In two previous cases, Lockheed employees did win "minimal" economic damage awards, the spokesman said. He did not provide a specific amount for those awards but said those decisions are being appealed.

More than 600 Lockheed workers have participated in the suits, with several still waiting to resolve their cases.

In California, punitive damages generally are not insurable, and spokespeople for the defendants declined to say whether their companies are insured for the economic damages.

The chemical companies all referred telephone calls to their joint counsel, Laurence F. Janssen, a partner in the Los Angeles office of Steptoe & Johnson. Punitive damages of this magnitude generally are overturned or substantially reduced, Mr. Janssen pointed out.

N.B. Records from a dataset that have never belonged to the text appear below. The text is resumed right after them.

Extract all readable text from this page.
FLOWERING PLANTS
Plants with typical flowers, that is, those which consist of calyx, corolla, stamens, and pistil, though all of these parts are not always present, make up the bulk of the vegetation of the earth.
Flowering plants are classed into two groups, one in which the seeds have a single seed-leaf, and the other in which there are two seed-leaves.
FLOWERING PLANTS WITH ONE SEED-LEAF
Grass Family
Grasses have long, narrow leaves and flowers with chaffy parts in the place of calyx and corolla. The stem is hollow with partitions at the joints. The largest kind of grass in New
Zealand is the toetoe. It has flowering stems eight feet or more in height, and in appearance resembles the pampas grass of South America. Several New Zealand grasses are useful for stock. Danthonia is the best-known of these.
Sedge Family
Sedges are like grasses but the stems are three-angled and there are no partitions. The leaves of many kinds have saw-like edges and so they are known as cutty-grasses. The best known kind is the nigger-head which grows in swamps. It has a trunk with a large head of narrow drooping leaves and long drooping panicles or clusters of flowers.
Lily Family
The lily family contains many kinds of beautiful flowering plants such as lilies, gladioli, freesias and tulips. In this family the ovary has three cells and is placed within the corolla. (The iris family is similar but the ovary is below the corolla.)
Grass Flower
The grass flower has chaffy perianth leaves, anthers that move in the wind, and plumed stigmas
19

Safety practices were the responsibility of Lockheed, he said. During the trial, a former Lockheed hygienist and a senior scientist testified that the employer knew a great deal about the chemicals involved and their health hazards, Mr. Janssen said.

Lockheed's spokeswoman said the company dealt with the chemicals in a fashion that was normal and acceptable in past years. But she pointed out that government safety standards were not as stringent in past decades and that Lockheed had started implementing stronger safety practices even before the employees began filing lawsuits in the 1980s.

Now, she said, there is more employee training in hazardous materials and enforced use of safety equipment. Another major improvement has been in working with chemical manufacturers to substitute benign substances for more toxic chemicals, she said.